Wir rennen also im Prinzip erstmal dem Machbaren hinterher. Mehr Naturwissenschaft in der Schule wird eher zu mehr Machbaren führen. Nicht zu mehr Verantwortung. Diese brauchen wir so nötig.
Mit “mehr Naturwissenschaft” meine ich nicht mehr spezifisches Wissen – ich gebe Dir völlig recht, es bringt nicht viel, spezifische Themen im Detail auszubreiten, wenn alle paar Jahre was Neues durchs Dorf getrieben wird.

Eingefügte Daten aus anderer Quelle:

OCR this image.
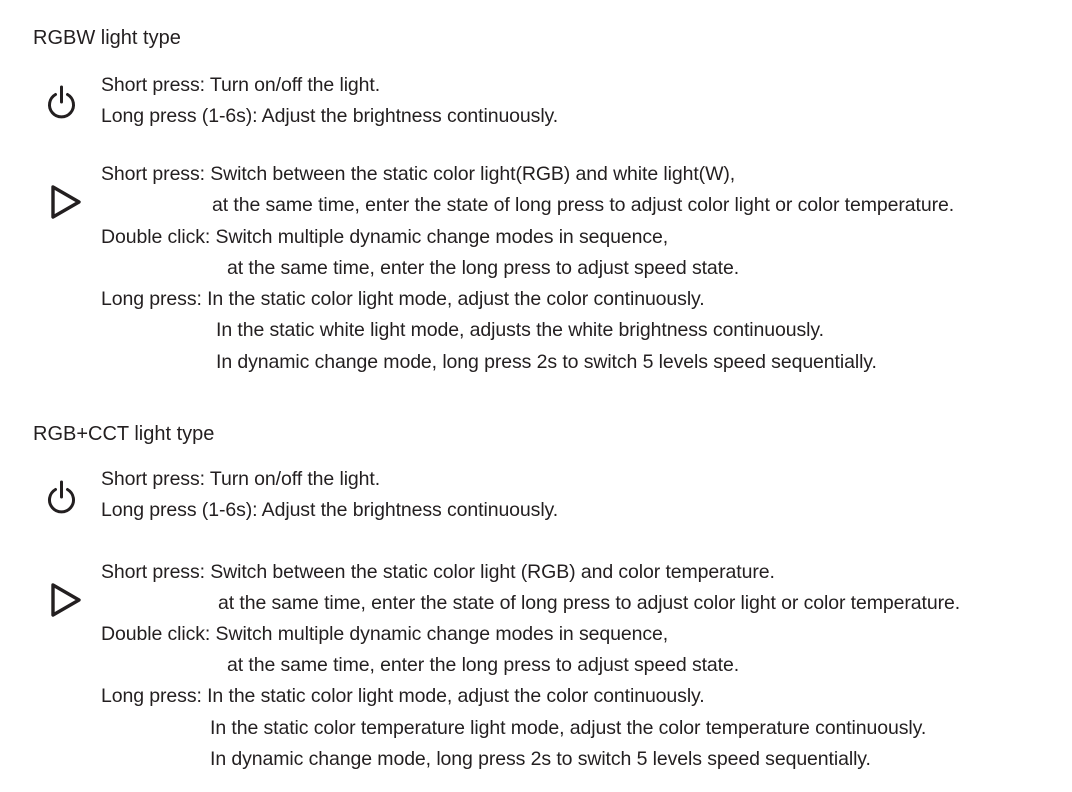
RGBW light type
Short press: Turn on/off the light.
Long press (1-6s): Adjust the brightness continuously.
Short press: Switch between the static color light(RGB) and white light(W),
at the same time, enter the state of long press to adjust color light or color temperature.
Double click: Switch multiple dynamic change modes in sequence,
at the same time, enter the long press to adjust speed state.
Long press: In the static color light mode, adjust the color continuously.
In the static white light mode, adjusts the white brightness continuously.
In dynamic change mode, long press 2s to switch 5 levels speed sequentially.
RGB+CCT light type
Short press: Turn on/off the light.
Long press (1-6s): Adjust the brightness continuously.
Short press: Switch between the static color light (RGB) and color temperature.
at the same time, enter the state of long press to adjust color light or color temperature.
Double click: Switch multiple dynamic change modes in sequence,
at the same time, enter the long press to adjust speed state.
Long press: In the static color light mode, adjust the color continuously.
In the static color temperature light mode, adjust the color temperature continuously.
In dynamic change mode, long press 2s to switch 5 levels speed sequentially.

“Wenn ich gelernt habe an gewissen Merkmalen die Seriosität festzumachen..” – genau das meine ich. Dazu reicht aber Medienkompetenz alleine nicht, man muss auch gelernt haben, wie Wissenschaft funktioniert. So gesehen, schliessen sich “mehr Machbarkeit” und “mehr Verantwortung” nicht aus, im Gegenteil. Je mehr Menschen beurteilen können, was Wissenschaftler (und solche die sich dafür halten) treiben und je mehr Leute sich halbwegs kompetent in die Debatten einmischen, umso eher wird verantwortlich mit dem Machbaren umgegangen. Dass eine wissenschafts-und medienkompetente Öffentlichkeit für einzelne Forscher und zweifelhafte neue Technologien nicht bequem wäre, ist auch klar.

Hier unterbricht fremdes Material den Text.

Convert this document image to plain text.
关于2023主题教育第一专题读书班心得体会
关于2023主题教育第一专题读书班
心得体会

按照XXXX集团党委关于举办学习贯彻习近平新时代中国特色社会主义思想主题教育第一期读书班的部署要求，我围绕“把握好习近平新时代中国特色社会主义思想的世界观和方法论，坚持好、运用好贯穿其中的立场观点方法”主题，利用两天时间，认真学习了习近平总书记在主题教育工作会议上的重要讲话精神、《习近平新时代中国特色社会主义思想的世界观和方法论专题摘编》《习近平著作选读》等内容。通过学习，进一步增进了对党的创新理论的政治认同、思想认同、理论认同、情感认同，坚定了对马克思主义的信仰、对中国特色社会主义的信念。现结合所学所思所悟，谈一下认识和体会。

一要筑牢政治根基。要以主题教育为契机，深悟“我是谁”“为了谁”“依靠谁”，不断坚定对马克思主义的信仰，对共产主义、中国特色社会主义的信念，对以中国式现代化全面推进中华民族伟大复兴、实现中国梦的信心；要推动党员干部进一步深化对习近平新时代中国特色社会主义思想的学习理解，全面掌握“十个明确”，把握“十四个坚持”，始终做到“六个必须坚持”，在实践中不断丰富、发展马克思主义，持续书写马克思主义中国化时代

“Dazu reicht aber Medienkompetenz alleine nicht, man muss auch gelernt haben, wie Wissenschaft funktioniert.”
Stimme zu. (Frage mich nur, wie hoch der Prozentsatz am Ende sein kann. Aber das ist eben eine andere Frage.)
“Was fehlt ist das Verständnis, wie Wissenschaft funktioniert.” – Da kann ich Quantenwelt nur zustimmen. Wie soll denn der “Normalbürger” bei der Zeitungslektüre auseinanderhalten können, was eine wissenschaftlich fundierte Studien ist und was substanzlose Panikmache? Beidem wird in der öffentlichen Diskussion der gleiche Raum eingeräumt und für das nicht-trainierte Auge scheint eben ein Bericht über die Gefahren der Handystrahlen genauso plausibel wie ein Bericht über die Gefahren der Klimaerwärmung. Wahrscheinlich muss man da schon in der Schule , ja, in der Grundschule ansetzen. Weniger Detailwissen im naturwissenschaftlichen Unterricht, dafür mehr “Wie Wissenschaft funktioniert” ? Vielleicht auch keine 3 Stunden Reli-Unterricht , wie in der bayrischen Grundschule, dafür etwas mehr Naturwissenschaft und kritisches Denken?